Since the application runs on a Web server, the broker/dealers can create constraints that prevent their reps from overweighting any one security or asset class in a portfolio or assuming returns out of line with history. ICE also gives the broker/dealers a way to monitor a rep’s recommendations.

“We make it available to all the reps in a broker/dealer for free for 60 days, and if a rep does not wish to continue with it after that time, they can cancel it,” Wilson says. Since the broker/dealers buy the application for all their reps, pricing is much more favorable than it would be for an independent RIA who is not affiliated with a broker/dealer. Wilson says that a broker/dealer with 300 to 400 reps would pay about $240 a year per rep for the full ICE package, which includes the optimizer, the Monte Carlo tool, cash flow modeling, mutual fund hypotheticals, and databases covering stocks, mutual funds, closed-end funds, variable annuities, and 300 asset classes.

Wilson says ICE compares favorably with Morningstar Workstation, a Web-based analytics and research application for RIAs that is also pinning its hopes on sales to broker/dealers. Wilson says his pricing for B/Ds is much lower than that of Workstation. Morningstar’s Workstation for RIAs costs about $5,000 a year.

With research showing that most reps at broker/dealers do not use any financial planning software and no evidence suggesting that they currently have portfolio analytics tools available to them, ICE is likely to find a willing audience among reps at broker/dealers. That’s so particularly since B/Ds favor the compliance features and centralized control of Web-enabled applications.

A Cool Response from RIAs

RIAs are less likely to be interested in ICE, however. Research-minded RIAs are already using tools for portfolio analytics and getting them to change their ways is very difficult.

For instance, Mehmood Nathani, a CFA and president of Altius Financial in Bethesda, Maryland, says he is currently using Ibbotson Portfolio Strategist to do the portfolio analytics that ICE performs. He says ICE will not replace that, and notes that Portfolio Strategist offers better graphics and a more user-friendly interface. Nathani says the financial planning tools in ICE do not stack up well when compared with a relatively inexpensive planning application such as MoneyGuidePro. MoneyGuidePro’s planning output is much more meaningful to his clients, Nathani claims, and tells them more about their chances of reaching their goals.

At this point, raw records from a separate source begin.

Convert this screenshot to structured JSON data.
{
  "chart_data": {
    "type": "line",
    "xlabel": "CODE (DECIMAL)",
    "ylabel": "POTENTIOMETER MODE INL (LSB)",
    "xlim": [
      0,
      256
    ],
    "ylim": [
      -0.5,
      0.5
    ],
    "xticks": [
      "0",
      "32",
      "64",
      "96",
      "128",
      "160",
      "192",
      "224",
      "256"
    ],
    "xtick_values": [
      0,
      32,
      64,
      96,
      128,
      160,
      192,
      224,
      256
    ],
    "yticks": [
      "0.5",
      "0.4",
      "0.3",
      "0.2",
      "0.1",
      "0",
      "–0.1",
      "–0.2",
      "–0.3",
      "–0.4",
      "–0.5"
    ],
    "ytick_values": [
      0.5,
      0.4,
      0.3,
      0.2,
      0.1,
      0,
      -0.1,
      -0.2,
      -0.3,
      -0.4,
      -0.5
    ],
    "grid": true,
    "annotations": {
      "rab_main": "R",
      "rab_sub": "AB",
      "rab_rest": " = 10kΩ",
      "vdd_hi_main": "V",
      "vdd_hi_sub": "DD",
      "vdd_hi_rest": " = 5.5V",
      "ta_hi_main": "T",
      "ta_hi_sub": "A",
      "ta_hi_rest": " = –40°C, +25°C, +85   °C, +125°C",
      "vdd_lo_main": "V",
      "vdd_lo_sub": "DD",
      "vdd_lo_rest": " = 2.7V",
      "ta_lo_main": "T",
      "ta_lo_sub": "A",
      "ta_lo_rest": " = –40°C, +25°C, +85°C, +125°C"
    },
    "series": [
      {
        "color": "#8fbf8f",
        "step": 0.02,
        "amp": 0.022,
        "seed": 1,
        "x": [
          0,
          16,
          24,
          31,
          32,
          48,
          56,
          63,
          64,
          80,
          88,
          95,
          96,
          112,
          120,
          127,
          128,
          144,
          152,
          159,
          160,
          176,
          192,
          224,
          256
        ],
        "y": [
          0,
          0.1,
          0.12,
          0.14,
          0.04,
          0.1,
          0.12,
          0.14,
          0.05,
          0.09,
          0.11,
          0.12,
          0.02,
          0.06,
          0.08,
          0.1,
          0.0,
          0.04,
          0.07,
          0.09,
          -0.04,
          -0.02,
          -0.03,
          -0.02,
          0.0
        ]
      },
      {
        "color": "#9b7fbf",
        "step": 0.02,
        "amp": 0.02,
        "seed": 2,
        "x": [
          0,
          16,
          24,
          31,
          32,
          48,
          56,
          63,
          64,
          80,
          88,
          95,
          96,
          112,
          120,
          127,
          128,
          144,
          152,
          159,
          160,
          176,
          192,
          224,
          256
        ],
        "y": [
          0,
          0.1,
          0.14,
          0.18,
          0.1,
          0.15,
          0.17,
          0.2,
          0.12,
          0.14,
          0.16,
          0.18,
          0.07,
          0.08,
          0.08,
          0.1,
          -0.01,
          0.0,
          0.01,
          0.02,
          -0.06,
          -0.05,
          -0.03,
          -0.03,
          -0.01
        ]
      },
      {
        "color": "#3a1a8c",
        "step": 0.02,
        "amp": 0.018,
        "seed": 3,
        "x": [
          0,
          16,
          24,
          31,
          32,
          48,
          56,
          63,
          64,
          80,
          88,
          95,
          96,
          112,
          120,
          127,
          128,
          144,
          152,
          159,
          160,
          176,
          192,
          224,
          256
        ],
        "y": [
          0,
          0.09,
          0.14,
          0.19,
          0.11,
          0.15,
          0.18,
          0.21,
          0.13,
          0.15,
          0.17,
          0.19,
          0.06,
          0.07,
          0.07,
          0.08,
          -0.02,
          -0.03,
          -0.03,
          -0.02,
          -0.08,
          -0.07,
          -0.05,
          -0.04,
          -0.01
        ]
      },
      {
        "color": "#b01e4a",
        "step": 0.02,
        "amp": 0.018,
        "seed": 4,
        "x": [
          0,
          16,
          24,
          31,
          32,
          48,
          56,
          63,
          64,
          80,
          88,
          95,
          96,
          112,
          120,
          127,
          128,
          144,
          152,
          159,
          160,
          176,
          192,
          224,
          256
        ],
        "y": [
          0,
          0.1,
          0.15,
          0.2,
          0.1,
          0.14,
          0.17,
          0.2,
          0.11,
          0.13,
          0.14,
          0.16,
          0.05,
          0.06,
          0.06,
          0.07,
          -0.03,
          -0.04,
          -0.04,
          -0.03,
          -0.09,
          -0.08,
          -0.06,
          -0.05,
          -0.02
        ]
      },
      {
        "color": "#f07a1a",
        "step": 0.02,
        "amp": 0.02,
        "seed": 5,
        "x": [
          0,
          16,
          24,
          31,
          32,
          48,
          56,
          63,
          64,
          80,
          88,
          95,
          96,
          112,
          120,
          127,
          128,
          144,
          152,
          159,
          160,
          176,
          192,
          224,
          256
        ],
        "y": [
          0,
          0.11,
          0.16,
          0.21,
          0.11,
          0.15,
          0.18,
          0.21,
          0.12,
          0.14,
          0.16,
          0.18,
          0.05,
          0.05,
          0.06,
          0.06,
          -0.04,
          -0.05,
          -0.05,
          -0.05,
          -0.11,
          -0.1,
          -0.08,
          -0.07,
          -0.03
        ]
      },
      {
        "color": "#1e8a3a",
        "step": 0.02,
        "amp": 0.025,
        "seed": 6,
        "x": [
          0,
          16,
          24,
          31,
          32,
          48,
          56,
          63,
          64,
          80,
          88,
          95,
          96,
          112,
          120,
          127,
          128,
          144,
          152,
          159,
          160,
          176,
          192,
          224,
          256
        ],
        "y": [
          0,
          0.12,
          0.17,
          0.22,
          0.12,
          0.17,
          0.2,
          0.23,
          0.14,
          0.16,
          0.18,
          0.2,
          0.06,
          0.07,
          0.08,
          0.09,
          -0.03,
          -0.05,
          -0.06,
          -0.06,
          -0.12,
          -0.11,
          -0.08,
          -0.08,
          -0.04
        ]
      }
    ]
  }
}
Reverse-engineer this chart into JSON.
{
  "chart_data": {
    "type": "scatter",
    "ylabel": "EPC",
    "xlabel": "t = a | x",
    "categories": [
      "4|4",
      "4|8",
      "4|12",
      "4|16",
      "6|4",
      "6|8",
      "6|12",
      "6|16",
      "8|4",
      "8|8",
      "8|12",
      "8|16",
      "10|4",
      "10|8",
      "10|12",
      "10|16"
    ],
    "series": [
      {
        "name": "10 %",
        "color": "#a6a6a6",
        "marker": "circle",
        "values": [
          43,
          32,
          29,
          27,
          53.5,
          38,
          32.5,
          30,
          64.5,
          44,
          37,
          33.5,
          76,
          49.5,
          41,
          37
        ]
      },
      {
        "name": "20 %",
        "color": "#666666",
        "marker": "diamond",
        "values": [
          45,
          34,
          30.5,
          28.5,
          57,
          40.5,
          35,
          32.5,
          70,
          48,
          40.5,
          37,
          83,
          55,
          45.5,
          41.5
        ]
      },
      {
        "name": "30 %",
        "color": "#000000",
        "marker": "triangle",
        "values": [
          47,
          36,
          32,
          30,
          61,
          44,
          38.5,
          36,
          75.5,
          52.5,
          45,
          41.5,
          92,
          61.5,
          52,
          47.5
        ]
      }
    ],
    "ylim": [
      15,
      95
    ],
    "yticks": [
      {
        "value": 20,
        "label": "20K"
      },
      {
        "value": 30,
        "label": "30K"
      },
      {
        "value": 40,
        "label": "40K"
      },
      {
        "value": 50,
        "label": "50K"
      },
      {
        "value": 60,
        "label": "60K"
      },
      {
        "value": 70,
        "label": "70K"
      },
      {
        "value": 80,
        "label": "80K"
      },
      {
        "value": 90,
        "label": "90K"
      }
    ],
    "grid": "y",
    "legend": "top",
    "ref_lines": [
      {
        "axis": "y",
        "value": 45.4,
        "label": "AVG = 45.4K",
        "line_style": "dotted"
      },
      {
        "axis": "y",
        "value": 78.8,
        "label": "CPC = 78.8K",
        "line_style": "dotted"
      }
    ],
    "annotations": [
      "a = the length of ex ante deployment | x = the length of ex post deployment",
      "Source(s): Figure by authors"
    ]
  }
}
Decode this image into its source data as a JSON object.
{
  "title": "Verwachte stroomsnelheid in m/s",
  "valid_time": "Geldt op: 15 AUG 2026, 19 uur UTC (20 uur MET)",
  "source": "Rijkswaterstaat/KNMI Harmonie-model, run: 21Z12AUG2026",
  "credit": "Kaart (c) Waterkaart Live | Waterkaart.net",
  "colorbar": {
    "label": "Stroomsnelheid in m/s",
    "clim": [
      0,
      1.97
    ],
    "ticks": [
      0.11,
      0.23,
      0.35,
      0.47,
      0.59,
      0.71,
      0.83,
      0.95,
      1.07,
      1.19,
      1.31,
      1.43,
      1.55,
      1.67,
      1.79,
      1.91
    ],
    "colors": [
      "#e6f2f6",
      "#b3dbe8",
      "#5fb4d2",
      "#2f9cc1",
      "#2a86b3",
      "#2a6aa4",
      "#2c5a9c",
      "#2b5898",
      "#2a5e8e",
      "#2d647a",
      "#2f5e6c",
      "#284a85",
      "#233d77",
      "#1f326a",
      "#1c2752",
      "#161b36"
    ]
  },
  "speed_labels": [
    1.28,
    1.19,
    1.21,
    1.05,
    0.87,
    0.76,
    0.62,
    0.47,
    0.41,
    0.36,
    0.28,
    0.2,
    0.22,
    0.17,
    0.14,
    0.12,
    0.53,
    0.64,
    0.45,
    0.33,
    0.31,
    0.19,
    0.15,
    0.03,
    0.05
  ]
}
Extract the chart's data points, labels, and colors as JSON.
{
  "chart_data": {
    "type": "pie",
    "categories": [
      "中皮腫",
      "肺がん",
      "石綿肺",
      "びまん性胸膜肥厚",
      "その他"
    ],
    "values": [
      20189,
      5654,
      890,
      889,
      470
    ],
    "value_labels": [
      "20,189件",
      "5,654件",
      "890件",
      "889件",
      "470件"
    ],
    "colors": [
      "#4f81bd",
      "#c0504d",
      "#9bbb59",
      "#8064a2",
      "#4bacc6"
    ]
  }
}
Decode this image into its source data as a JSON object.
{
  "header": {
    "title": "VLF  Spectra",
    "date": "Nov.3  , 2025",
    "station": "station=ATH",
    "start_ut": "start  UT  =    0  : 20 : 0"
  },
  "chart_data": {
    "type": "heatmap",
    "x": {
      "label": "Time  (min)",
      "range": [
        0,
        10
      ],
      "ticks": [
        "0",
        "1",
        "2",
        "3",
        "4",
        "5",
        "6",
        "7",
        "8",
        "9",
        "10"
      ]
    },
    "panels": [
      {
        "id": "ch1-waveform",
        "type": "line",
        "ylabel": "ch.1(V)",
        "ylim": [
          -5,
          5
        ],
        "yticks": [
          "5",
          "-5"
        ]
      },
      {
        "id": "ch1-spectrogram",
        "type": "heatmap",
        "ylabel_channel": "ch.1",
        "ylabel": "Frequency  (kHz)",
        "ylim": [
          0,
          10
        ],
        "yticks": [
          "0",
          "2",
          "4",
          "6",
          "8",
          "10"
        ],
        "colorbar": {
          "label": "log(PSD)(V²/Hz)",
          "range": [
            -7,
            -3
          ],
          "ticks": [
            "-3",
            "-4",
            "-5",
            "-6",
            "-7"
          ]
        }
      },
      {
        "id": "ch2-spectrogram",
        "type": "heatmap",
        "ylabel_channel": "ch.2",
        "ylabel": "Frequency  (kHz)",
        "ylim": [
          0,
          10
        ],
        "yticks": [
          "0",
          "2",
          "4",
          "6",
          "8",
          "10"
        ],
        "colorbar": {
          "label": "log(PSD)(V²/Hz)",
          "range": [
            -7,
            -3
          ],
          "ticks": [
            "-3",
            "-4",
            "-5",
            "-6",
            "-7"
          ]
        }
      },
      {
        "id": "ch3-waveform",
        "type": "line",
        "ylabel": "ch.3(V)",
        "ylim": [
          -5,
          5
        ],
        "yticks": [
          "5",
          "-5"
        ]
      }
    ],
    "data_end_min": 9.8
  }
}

Matt Crutchmer of Universal Advisory Services Inc. in Albuquerque, New Mexico, voiced similar views about using other tools that he feels ICE will only partially replace. He says his firm uses Morningstar Principia for mutual fund and stock research, and comments that the portfolio tool in Principia provides more Modern Portfolio Theory statistics than you get from ICE, such as Sharpe ratio, R2, beta, and alpha.

While Crutchmer says he likes parts of ICE and respects Wilson’s intellect in designing this sophisticated tool, he does not see ICE replacing any of the software he currently uses, so his firm is unlikely to buy it.

Cris Marik, a planner at Successful Financial Solutions in Northbrook, Illinois, says his firm has been using Workstation since last September and has just begun to grasp its full functionality. Changing to ICE for its analytics would be disruptive, he says, and even the financial savings of $3,000 a year wouldn’t be worth it, since ICE won’t allow you to do mutual fund, stock, and VA research.

Friends at the Top

Still, Wilson does have his fans, and among them is Harold Evensky, a leading spokesman for the financial planning profession. “I am very impressed,” says Evensky, whose Coral Gables, Florida, firm of Evensky, Brown & Katz manages about $400 million. “ICE looks like a primary alternative to Workstation, which we’ve used and like very much. I just need to take the time now to decide if one might replace the other.”

While Evensky says he would not buy ICE for its Monte Carlo simulator or for its financial planning or investment cash flow analysis, he likes it for modeling attributes of portfolios.

He says the product is worth the price to him for that reason alone. Evensky says portfolio analytics drives intelligent portfolio construction, and that’s what ICE is good at.